Políticas afirmativas e cotas de reparação para os homossexuais

ARTIGOS
10 . Políticas afirmativas e cotas de reparação para os homossexuais

1. A concessão de cotas como estratégia governamental de ação afirmativa em favor dos afro-descendentes (20%), das mulheres (20%) e deficientes físicos (5%) já é lei na contratação de novos funcionários nos Ministérios da Justiça e Reforma Agrária, e em proporções específicas na seleção de alunos para o Itamaraty, Universidade do Estado do Rio de Janeiro, etc. Trata-se portanto de uma tendência que deve se ampliar para outros setores, estados e com certeza, incluir outros segmentos discriminados. Já não é mais questão de discutir os prós e contras das políticas afirmativas. As cotas já são lei, e os argumentos a seu favor foram mais convincentes. Democracia é assim. Se não derem certo, depois de alguns anos de aplicação e avaliação, compete à sociedade civil pressionar para que tal lei seja revogada. Antes de se experimentar empiricamente, não há como saber de sua eficiência como estratégia de superação das desigualdades acumuladas historicamente e que hoje dificultam estruturalmente aos grupos discriminados concorrer com igualdade de oportunidade ao lado dos demais cidadãos. Trata-se de uma medida de alcance imediato, a curto prazo, para em poucos anos capacitar novos profissionais também naqueles grupos que até agora não tiveram acesso a tais funções. Claro que medidas estruturais de longo alcance são igualmente imprescindíveis, permitindo que negros, mulheres, homossexuais, deficientes físicos, índios e demais minorias sociais tenham igualdade de acesso a todos os benefícios que hoje são privilégio da elite comanda pelo homens-brancos. E que políticas públicas afirmativas e legislação específica sejam implementadas no sentido de erradicar e punir o racismo, homofobia, machismo e demais preconceitos que impedem o acesso igual de todos à cidadania plena.

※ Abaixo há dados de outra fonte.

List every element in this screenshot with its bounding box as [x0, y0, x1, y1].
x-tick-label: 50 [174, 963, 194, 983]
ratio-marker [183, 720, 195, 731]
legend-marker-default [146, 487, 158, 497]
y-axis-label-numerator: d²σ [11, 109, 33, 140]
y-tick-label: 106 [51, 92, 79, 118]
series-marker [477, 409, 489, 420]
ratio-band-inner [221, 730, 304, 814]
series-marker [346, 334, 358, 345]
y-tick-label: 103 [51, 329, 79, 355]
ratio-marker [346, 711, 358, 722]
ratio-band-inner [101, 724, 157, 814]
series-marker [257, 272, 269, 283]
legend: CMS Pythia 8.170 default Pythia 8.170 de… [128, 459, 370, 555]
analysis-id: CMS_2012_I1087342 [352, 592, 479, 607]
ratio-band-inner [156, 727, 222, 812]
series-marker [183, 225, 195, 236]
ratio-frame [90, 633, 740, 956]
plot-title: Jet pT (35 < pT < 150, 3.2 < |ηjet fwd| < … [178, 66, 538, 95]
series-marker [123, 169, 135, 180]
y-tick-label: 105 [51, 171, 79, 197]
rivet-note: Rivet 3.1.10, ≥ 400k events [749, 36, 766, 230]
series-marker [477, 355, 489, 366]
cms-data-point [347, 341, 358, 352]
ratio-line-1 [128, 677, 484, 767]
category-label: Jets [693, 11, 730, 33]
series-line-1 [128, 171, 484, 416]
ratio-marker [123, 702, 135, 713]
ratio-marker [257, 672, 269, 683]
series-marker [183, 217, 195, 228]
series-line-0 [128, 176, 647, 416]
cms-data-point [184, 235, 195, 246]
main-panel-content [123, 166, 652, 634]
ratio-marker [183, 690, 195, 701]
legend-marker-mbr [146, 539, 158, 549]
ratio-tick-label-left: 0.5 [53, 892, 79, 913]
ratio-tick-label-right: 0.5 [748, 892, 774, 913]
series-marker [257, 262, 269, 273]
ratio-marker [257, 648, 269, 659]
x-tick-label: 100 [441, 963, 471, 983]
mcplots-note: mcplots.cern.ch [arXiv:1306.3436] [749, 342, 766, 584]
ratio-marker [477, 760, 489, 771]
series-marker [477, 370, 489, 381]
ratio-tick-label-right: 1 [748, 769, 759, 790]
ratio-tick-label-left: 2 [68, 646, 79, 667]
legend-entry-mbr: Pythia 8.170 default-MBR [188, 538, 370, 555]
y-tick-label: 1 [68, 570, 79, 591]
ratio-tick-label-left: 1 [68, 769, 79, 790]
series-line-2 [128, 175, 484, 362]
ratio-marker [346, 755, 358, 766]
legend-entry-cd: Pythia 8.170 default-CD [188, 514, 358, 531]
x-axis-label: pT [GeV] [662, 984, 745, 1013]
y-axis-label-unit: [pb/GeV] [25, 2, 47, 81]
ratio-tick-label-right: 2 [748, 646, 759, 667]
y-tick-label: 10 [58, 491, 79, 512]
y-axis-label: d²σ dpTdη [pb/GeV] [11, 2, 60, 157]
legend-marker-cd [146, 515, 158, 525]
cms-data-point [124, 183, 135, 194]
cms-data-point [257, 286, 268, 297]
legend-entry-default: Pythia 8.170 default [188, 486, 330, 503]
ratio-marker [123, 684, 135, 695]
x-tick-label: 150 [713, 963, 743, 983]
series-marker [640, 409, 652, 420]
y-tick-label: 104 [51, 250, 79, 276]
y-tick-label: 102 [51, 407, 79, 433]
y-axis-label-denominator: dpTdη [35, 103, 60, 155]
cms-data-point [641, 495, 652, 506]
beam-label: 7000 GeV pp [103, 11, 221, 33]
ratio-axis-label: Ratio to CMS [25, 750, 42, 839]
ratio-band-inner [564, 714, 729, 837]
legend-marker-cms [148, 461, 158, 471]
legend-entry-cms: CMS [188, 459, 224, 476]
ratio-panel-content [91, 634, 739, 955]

2. Diz a Constituição Federal que todos são iguais perante a lei. Ora, se as cotas e demais ações afirmativas visam corrigir as discriminações históricas contra os grupos socialmente mais vulneráveis, todos os grupos sociais vítimas de discriminação e que têm sua cidadania limitada devido a tais peculiaridades, devem ter igualitariamente os mesmos direitos a se beneficiar das reparações legais. Portanto, já que os homossexuais de ambos sexos constituem comprovadamente o segmento social mais discriminado na sociedade brasileira posto que diferentemente das demais minorias, os gays, travestis, transexuais e lésbicas sofrem gravíssimas violações de seus direitos dentro de casa, praticados pela própria família, ultrapassando em mais de 95% os homossexuais que devido à opressão heterossexista não ousam assumir e afirmar sua identidade sexual e estilo de vida diferenciado; já que o critério diferencial da implementação de ações afirmativas é exatamente o maior grau de apartação social que pesa sobre diferentes grupos sociais, nada mais justo e certo que os mais discriminados sejam os mais beneficiados, cabendo portanto aos homossexuais tratamento diferenciado pois são comprovadamente os mais vitimizados em nosso país. Aliás, a própria Constituição Federal garante o princípio de isonomia: a igualdade de todos perante a lei. Se as cotas foram legalizadas para os discriminados, que todos, inclusive os GLT tenham acessos igual a tais direitos.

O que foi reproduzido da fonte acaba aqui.